The untold ‘Fight Club’ moment at Firefly
Over the last year, Lindsey Biagiotti has gambled on traveling to other festivals like Bourban & Beyond in Louisville and Bonnaroo. But neither could scratch her Firefly-sized itch.
Biagiotti attended every Firefly and, as a bonus, she got to see her Delaware state trooper cousin who always was on festival duty. Firefly was a gateway to great times for her.
The festival also gave her a crazy story.
The Firefly fan recalled one festival when guests had to evacuate during a thunderstorm and she decided to seek shelter in her SUV and sleep.

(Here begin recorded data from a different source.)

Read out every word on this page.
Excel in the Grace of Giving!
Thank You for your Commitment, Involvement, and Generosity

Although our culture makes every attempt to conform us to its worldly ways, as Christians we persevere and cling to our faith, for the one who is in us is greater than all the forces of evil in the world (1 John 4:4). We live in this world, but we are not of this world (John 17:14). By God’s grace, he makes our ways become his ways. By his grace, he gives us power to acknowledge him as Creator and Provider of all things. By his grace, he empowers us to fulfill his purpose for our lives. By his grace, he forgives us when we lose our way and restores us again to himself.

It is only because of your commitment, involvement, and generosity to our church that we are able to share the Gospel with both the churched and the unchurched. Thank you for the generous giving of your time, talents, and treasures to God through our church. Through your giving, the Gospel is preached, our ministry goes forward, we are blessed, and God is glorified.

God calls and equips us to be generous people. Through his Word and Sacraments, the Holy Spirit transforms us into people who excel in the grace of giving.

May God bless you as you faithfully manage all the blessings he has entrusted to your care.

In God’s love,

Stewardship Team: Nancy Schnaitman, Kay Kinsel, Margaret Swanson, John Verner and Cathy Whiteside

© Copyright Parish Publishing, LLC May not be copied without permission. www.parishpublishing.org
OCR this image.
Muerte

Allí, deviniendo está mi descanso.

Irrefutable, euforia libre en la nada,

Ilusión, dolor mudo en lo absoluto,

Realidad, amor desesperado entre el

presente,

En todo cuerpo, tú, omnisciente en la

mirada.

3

That decision led Biagiotti to having a Delaware-themed “Fight Club” moment in her vehicle.
“My blanket was stuck in the door and as I was pulling it up, I ended up punching myself in the nose and bleeding everywhere in my car,” she recalled.
Despite looking like an unintentional Andrew W.K. “I Get Wet” album cover, Biagiotti is tough as nails and still has fond memories of The Woodlands.
“It introduced me to the wonderful world of festivals to other music lovers just like me.”
Here’s the ‘strangest thing’ about Firefly
Across 10 Firefly festivals (2012–19, 2021–22), tens of thousands attended each year, peaking at over 90,000 in 2015.
Yet for Gauthier, the strangest sight at the festival wasn’t the naked parade, the dudes’ wrecked car or even the burning couch.
It was something he’d never witnessed there.
“The strangest thing is the fact that I went to every single one, and I never saw a fight. Not once, which is crazy if you think about it.”
Biagiotti objects … but that’s for a different day.